Alake se abalanzó sobre mí y me pellizcó con fuerza.
—¡No se la recuerdes!
—¡Oh! ¡Ya está bien! —gruñí, a punto de perder la paciencia—. No puedo mencionarle a Alake sus pendientes. No puedo hablarle a Devon de Sadia, a pesar de que lleva sus vestidos y tiene un aspecto de loco fuera de lo común. Pues bien, por si lo habéis olvidado, también es mi funeral y Sadia era mi amiga. Actuamos como si esto fuera un crucero. Y no lo es. Y no es bueno guardar las palabras en el estómago. Envenenan la comida —resoplé—. No es de extrañar que no podamos tragar los alimentos.
Alake me miraba sobresaltada y en silencio. Devon tenía en la cara pálida el espectro de una sonrisa.
—Tienes razón, Grundle —admitió Devon al tiempo que miraba con tristeza la ajustada túnica con motivos floreados, decorada con lazos y cubierta de encajes. Los hombres de raza élfica son casi tan delgados como sus mujeres, pero suelen tener los hombros más anchos, y advertí que aquí y allá las costuras se descosían por la tirantez—. Realmente tenemos que hablar de Sadia. Yo quería hacerlo pero temía afligiros con recuerdos dolorosos.

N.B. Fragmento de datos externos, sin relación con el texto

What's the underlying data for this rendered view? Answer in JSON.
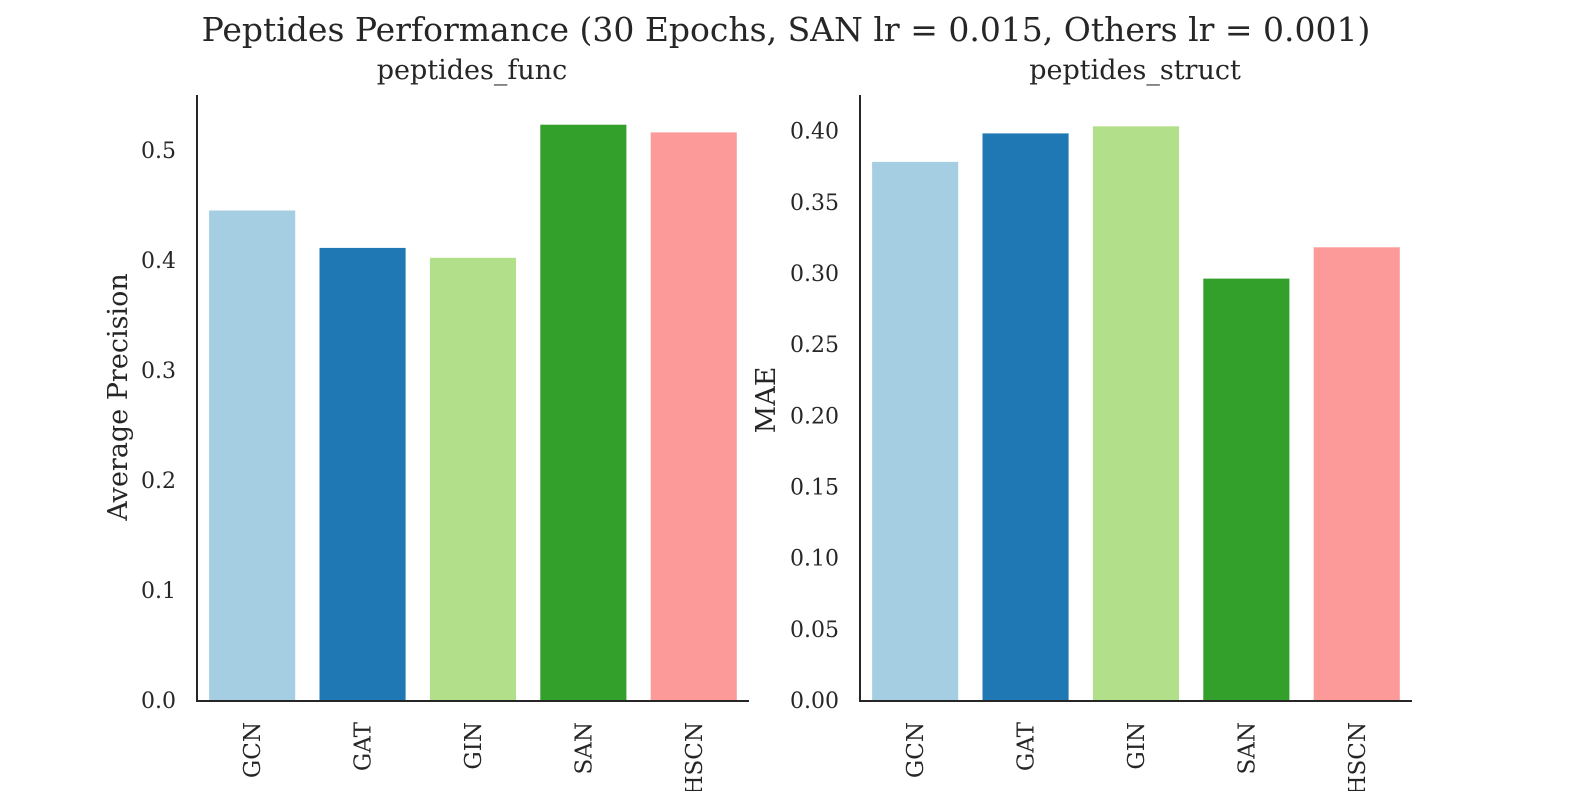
{
  "title": "Peptides Performance (30 Epochs, SAN lr = 0.015, Others lr = 0.001)",
  "chart_data": [
    {
      "type": "bar",
      "title": "peptides_func",
      "xlabel": "",
      "ylabel": "Average Precision",
      "categories": [
        "GCN",
        "GAT",
        "GIN",
        "SAN",
        "HSCN"
      ],
      "values": [
        0.445,
        0.411,
        0.402,
        0.523,
        0.516
      ],
      "colors": [
        "#a6cee3",
        "#1f78b4",
        "#b2df8a",
        "#33a02c",
        "#fb9a99"
      ],
      "ylim": [
        0,
        0.55
      ],
      "yticks": [
        0.0,
        0.1,
        0.2,
        0.3,
        0.4,
        0.5
      ],
      "ytick_labels": [
        "0.0",
        "0.1",
        "0.2",
        "0.3",
        "0.4",
        "0.5"
      ],
      "grid": false
    },
    {
      "type": "bar",
      "title": "peptides_struct",
      "xlabel": "",
      "ylabel": "MAE",
      "categories": [
        "GCN",
        "GAT",
        "GIN",
        "SAN",
        "HSCN"
      ],
      "values": [
        0.378,
        0.398,
        0.403,
        0.296,
        0.318
      ],
      "colors": [
        "#a6cee3",
        "#1f78b4",
        "#b2df8a",
        "#33a02c",
        "#fb9a99"
      ],
      "ylim": [
        0,
        0.425
      ],
      "yticks": [
        0.0,
        0.05,
        0.1,
        0.15,
        0.2,
        0.25,
        0.3,
        0.35,
        0.4
      ],
      "ytick_labels": [
        "0.00",
        "0.05",
        "0.10",
        "0.15",
        "0.20",
        "0.25",
        "0.30",
        "0.35",
        "0.40"
      ],
      "grid": false
    }
  ]
}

—Te admiro por tu sacrificio y tu valentía, amigo mío. —Impulsivamente, Alake se arrodilló al lado del muchacho y tomó su mano entre las suyas—. No tengo a ningún hombre en más alta estima.
Era toda una alabanza, en boca de una humana. Devon se sintió halagado y complacido. Se ruborizó y sacudió la cabeza.

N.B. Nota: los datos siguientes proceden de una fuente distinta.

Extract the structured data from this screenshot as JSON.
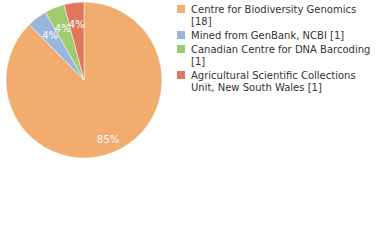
{
  "chart_data": {
    "type": "pie",
    "categories": [
      "Centre for Biodiversity Genomics [18]",
      "Mined from GenBank, NCBI [1]",
      "Canadian Centre for DNA Barcoding [1]",
      "Agricultural Scientific Collections Unit, New South Wales [1]"
    ],
    "values": [
      85,
      4,
      4,
      4
    ],
    "value_labels": [
      "85%",
      "4%",
      "4%",
      "4%"
    ],
    "colors": [
      "#f2ac6e",
      "#9bb5dc",
      "#9fcc6f",
      "#e0775c"
    ],
    "data_labels": true,
    "legend": "top-right"
  }
}
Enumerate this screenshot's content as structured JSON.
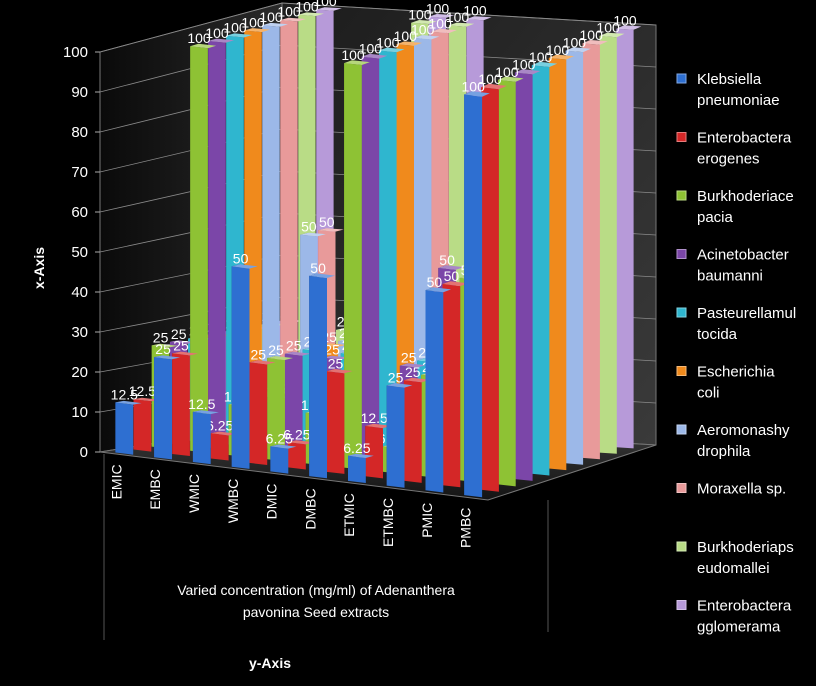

—Lo hice por mí —declaró con suavidad—. ¿Cómo podría vivir con la idea de que había muerto... y de un modo tan terrible? Mi fin será mucho más fácil sabiendo que ella está a salvo.
Me asombró que pensara que Sadia se sentiría mejor si él moría en su lugar. Pero al fin y al cabo es un hombre: elfo, humano o enano..., todos son iguales.

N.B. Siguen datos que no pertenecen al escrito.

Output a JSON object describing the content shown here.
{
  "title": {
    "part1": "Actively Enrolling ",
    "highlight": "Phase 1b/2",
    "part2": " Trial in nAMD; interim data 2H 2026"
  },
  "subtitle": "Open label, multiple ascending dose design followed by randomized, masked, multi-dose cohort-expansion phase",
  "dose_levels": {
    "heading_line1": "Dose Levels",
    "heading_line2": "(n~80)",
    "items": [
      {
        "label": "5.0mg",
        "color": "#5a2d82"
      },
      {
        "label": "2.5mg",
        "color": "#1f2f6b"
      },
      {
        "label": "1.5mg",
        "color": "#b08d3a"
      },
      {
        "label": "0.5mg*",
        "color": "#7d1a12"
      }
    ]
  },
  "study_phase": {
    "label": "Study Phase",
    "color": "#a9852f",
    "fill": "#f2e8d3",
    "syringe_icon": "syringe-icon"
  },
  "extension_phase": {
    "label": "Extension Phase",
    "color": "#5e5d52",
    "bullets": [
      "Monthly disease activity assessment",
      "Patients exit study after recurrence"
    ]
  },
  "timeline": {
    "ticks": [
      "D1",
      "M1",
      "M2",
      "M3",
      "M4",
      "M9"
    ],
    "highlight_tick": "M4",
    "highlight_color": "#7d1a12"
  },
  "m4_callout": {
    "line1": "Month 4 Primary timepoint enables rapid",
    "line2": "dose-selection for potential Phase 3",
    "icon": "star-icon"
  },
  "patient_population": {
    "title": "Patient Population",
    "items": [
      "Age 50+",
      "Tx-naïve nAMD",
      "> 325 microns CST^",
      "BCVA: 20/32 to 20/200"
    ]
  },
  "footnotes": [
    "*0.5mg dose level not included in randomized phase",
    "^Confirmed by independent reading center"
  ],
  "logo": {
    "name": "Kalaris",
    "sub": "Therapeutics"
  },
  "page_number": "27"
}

—¿Pero cómo la convenciste? —insistí. Conociendo a Sadia como la conocía, y después de ver la fuerza de su determinación, me costaba creer que hubiera cedido sin más.
—No la convencí —respondió, y se ruborizó más aún—. Si queréis saberlo, esto fue lo que la convenció. —Alzó un puño apretado con los nudillos amoratados.
—¡La golpeaste! —grité.
—¡Le pegaste! —exclamó Alake.
—Le rogué que me dejara ir en su lugar. Se negó. No había manera de hablar con ella, de modo que hice lo único que podía hacer para evitarlo: le di un puñetazo. ¿Qué otra cosa se podía intentar? Estaba desesperado. ¡Creedme, pegar a Sadia es la cosa más dura que he hecho en la vida!
Le creí. Un elmano sentía remordimientos durante días por el mero hecho de pisar una araña accidentalmente.
—En cuanto a mis joyas —dijo Alake, haciendo rodar el brazalete en su brazo—, éstas son mías, Grundle. Fueron un regalo de mi madre cuando nací. No fui capaz de dejarles otro mensaje a mi partida. Lo intenté pero era demasiado difícil expresar con palabras mis sentimientos. Cuando mi madre descubra que han desaparecido, lo comprenderá.
Volvió a su altar. Devon se estiró las mangas del vestido, que debían de cortarle la circulación. Yo me senté entre lágrimas. Por fin habían hablado, pero aquellas palabras fueron duras de escuchar, y no sirvieron de nada.